The current study addresses the all three research questions. First, the framework for the assessment of readiness level is developed with the literature and the experts. Second, the model developed is tested with the case hospital and FRAI is computed and measured by Euclidean distance method and the hospital is found to be “average ready” for implementing agility. Third, FPII is computed to identify 15 attributes that were weaker from 56 attributes. The agile leader needs to discuss the strength and weakness, effective utilization of the potential of human resource, to set the goal to accomplish task and to develop a strategy to make hospital readiness. The organizational culture would encourage collaboration and cooperation among employees, innovation, creativity and transparency for making the organization agile (Sanatigar et al. 2017). The readiness level is increased in the hospital by integrating, implementing and practicing strategic workforce on planning workloads, healthcare size, location and process.

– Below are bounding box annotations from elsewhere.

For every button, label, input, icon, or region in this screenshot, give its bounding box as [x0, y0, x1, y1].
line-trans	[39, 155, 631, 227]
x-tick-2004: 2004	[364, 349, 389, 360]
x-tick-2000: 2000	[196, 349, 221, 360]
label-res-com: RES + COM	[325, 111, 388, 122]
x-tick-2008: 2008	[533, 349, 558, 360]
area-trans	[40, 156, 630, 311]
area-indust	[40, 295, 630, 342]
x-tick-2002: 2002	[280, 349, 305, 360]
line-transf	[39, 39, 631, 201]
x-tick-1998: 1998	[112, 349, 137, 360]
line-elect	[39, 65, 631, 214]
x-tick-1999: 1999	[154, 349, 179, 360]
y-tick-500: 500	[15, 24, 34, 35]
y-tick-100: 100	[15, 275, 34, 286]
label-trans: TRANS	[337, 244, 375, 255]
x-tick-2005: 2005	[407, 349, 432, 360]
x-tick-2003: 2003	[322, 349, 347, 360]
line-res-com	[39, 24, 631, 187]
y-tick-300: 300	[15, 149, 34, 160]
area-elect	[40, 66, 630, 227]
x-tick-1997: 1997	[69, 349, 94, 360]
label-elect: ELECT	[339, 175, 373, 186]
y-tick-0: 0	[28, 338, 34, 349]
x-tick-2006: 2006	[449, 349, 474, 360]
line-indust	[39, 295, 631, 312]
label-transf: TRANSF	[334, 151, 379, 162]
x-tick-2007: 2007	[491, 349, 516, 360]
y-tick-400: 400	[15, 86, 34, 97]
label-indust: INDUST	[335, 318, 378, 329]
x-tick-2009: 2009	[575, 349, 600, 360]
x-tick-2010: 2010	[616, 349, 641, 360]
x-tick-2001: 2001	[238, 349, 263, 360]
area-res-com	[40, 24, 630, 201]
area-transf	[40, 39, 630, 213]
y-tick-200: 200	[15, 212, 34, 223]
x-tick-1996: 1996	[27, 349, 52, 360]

The analysis of readiness level would help to increase flexibility and acceptance of agility among the employees of the hospital.

The current study addresses the issues related to resistance on the assessment model for readiness, but it has its own limitations. The generalizability of the study can be done by testing the model in different location and medium-sized hospitals in different regions because each hospital is unique in its nature and all the affecting factors are captured to be included in the model. The study can be extended in future by applying longitudinal study with a single hospital with different levels of healthcare organizations like dispensary, multi-specialty hospital, public and private medical institutes. Comparison and contrast would give further insights into the readiness level on a single hospital with long time and different hospital with a single time. Further, it can use correlation to rank the agility readiness attributes.